No matter how dire your outlook for the real economy may be, the first question that must be asked is, How much benefit could another 1/4-point cut provide? For home purchases, for example, the expected change in house prices and income over the next 12 months is likely to be a more important factor than the interest rate in the current environment. And even if the interest rate were the most important variable, it’s not clear how much a 1/4-point reduction in the fed funds rate would actually matter for the cost of borrowing. For example, over the last six months, the Fed has cut the target by 250 basis points, while the cost of a 30-year jumbo mortgage rose 60 basis points. That’s if you can still get the jumbo loan, which you may well not.
By contrast, there is a compelling case that by rapidly bringing the yield on short-term Treasury bills well below the prevailing inflation rate, the Fed has played a role in the significant depreciation of the dollar and increase in the dollar price of virtually every storable commodity that we’ve seen since the beginning of January. A USA Today/Gallup survey this week found that 80% of Americans are worried about rising gasoline prices and 73% about rising food prices, with about half of respondents claiming that these price increases had created hardships for them. Would lurching further down that road really stimulate consumer spending?
Markets are assuming that Bernanke will go to 2.0, and that expectation is built into the current price of storable commodities and the dollar. If the Fed instead surprises the market with a little restraint next week, I predict that we’d see immediate adjustments in those prices.
In part those effects would result from changing the fundamentals, surprising speculators with a higher real interest rate and firmer inflation-fighting commitment from the Fed than the market is currently assuming. But it’s possible in my mind that there also is a psychological component to the current commodity speculation as well, in which case the Fed has a rare opportunity right now to get some extra benefits on the inflation front by breaking that psychology.

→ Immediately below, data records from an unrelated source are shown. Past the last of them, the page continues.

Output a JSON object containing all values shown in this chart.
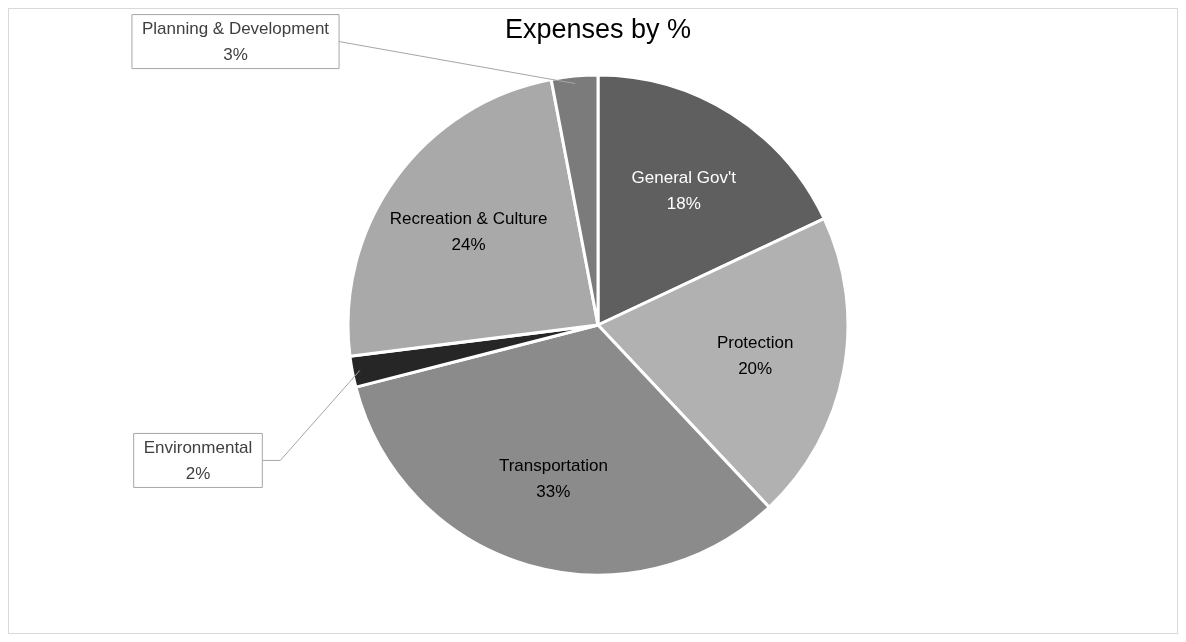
{
  "chart_data": {
    "type": "pie",
    "title": "Expenses by %",
    "categories": [
      "General Gov't",
      "Protection",
      "Transportation",
      "Environmental",
      "Recreation & Culture",
      "Planning & Development"
    ],
    "values": [
      18,
      20,
      33,
      2,
      24,
      3
    ],
    "value_labels": [
      "18%",
      "20%",
      "33%",
      "2%",
      "24%",
      "3%"
    ],
    "colors": [
      "#5f5f5f",
      "#b1b1b1",
      "#8b8b8b",
      "#262626",
      "#a9a9a9",
      "#7b7b7b"
    ],
    "legend": false
  }
}
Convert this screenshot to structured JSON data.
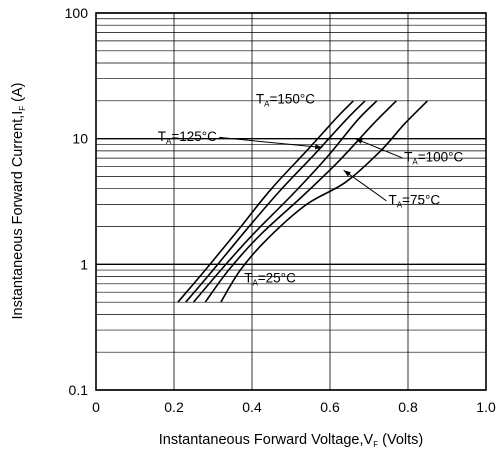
{
  "chart_data": {
    "type": "line",
    "xlabel": "Instantaneous Forward Voltage,V",
    "xlabel_sub": "F",
    "xlabel_suffix": " (Volts)",
    "ylabel": "Instantaneous Forward Current,I",
    "ylabel_sub": "F",
    "ylabel_suffix": " (A)",
    "xlim": [
      0,
      1.0
    ],
    "ylim": [
      0.1,
      100
    ],
    "y_scale": "log",
    "grid": true,
    "x_ticks": [
      {
        "value": 0,
        "label": "0"
      },
      {
        "value": 0.2,
        "label": "0.2"
      },
      {
        "value": 0.4,
        "label": "0.4"
      },
      {
        "value": 0.6,
        "label": "0.6"
      },
      {
        "value": 0.8,
        "label": "0.8"
      },
      {
        "value": 1.0,
        "label": "1.0"
      }
    ],
    "y_ticks": [
      {
        "value": 0.1,
        "label": "0.1"
      },
      {
        "value": 1,
        "label": "1"
      },
      {
        "value": 10,
        "label": "10"
      },
      {
        "value": 100,
        "label": "100"
      }
    ],
    "series": [
      {
        "name": "T_A=150°C",
        "label_main": "T",
        "label_sub": "A",
        "label_rest": "=150°C",
        "x": [
          0.21,
          0.28,
          0.36,
          0.45,
          0.54,
          0.62,
          0.66
        ],
        "y": [
          0.5,
          0.9,
          1.8,
          4.0,
          8.0,
          15.0,
          20.0
        ]
      },
      {
        "name": "T_A=125°C",
        "label_main": "T",
        "label_sub": "A",
        "label_rest": "=125°C",
        "x": [
          0.23,
          0.3,
          0.38,
          0.47,
          0.56,
          0.64,
          0.69
        ],
        "y": [
          0.5,
          0.9,
          1.8,
          3.8,
          7.5,
          14.0,
          20.0
        ]
      },
      {
        "name": "T_A=100°C",
        "label_main": "T",
        "label_sub": "A",
        "label_rest": "=100°C",
        "x": [
          0.25,
          0.32,
          0.4,
          0.5,
          0.59,
          0.67,
          0.72
        ],
        "y": [
          0.5,
          0.9,
          1.7,
          3.5,
          7.0,
          14.0,
          20.0
        ]
      },
      {
        "name": "T_A=75°C",
        "label_main": "T",
        "label_sub": "A",
        "label_rest": "=75°C",
        "x": [
          0.28,
          0.34,
          0.42,
          0.53,
          0.62,
          0.71,
          0.77
        ],
        "y": [
          0.5,
          0.9,
          1.7,
          3.5,
          6.5,
          13.0,
          20.0
        ]
      },
      {
        "name": "T_A=25°C",
        "label_main": "T",
        "label_sub": "A",
        "label_rest": "=25°C",
        "x": [
          0.32,
          0.37,
          0.44,
          0.54,
          0.64,
          0.73,
          0.79,
          0.85
        ],
        "y": [
          0.5,
          0.9,
          1.6,
          3.0,
          4.5,
          8.0,
          13.0,
          20.0
        ]
      }
    ],
    "annotations": [
      {
        "series": "T_A=150°C",
        "text_x": 0.41,
        "text_y": 19.0,
        "anchor": "start",
        "arrow": false
      },
      {
        "series": "T_A=125°C",
        "text_x": 0.31,
        "text_y": 9.6,
        "anchor": "end",
        "arrow_to": [
          0.58,
          8.5
        ]
      },
      {
        "series": "T_A=100°C",
        "text_x": 0.79,
        "text_y": 6.6,
        "anchor": "start",
        "arrow_to": [
          0.665,
          10.0
        ]
      },
      {
        "series": "T_A=75°C",
        "text_x": 0.75,
        "text_y": 3.0,
        "anchor": "start",
        "arrow_to": [
          0.635,
          5.6
        ]
      },
      {
        "series": "T_A=25°C",
        "text_x": 0.38,
        "text_y": 0.72,
        "anchor": "start",
        "arrow": false
      }
    ]
  }
}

However, if the Fed waits and lets the present perceptions become more entrenched, that same psychology could turn out to be a factor that later proves to work against the Fed and make anything it tries to do more difficult.
The Fed’s credibility as an institution that will not tolerate a resurgence of inflation is absolutely critical for its ability to achieve its dual mandate. If the Fed loses that credibility, monetary expansion brings inflation but little output improvement, and monetary contraction brings a recession but little relief on inflation. When consumers report in the latest Michigan/Reuters survey that they expect 4.8% inflation over the next year, the Fed has a real problem in that department. If the Fed waits to pause until the June 24/25 meeting, it may find itself swimming against that credibility current for many years to come. I believe that the Fed has a unique opportunity to signal its true commitment at next week’s meeting that may not come again any time soon.
Furthermore, if I am reading this correctly, we will not have to wait around to ponder what the outcome means. If the Fed surprises the market with a pause, we should have unambiguous confirmation or refutation of the hypothesis that the Fed has been contributing to the commodity price run-up within 48 hours of the FOMC’s announcement. That knowledge in itself would also be extremely valuable– valuable to the Fed in calculating how to chart its course from here, and valuable in terms of making clear to the public why sometimes higher interest rates are the better choice for public policy.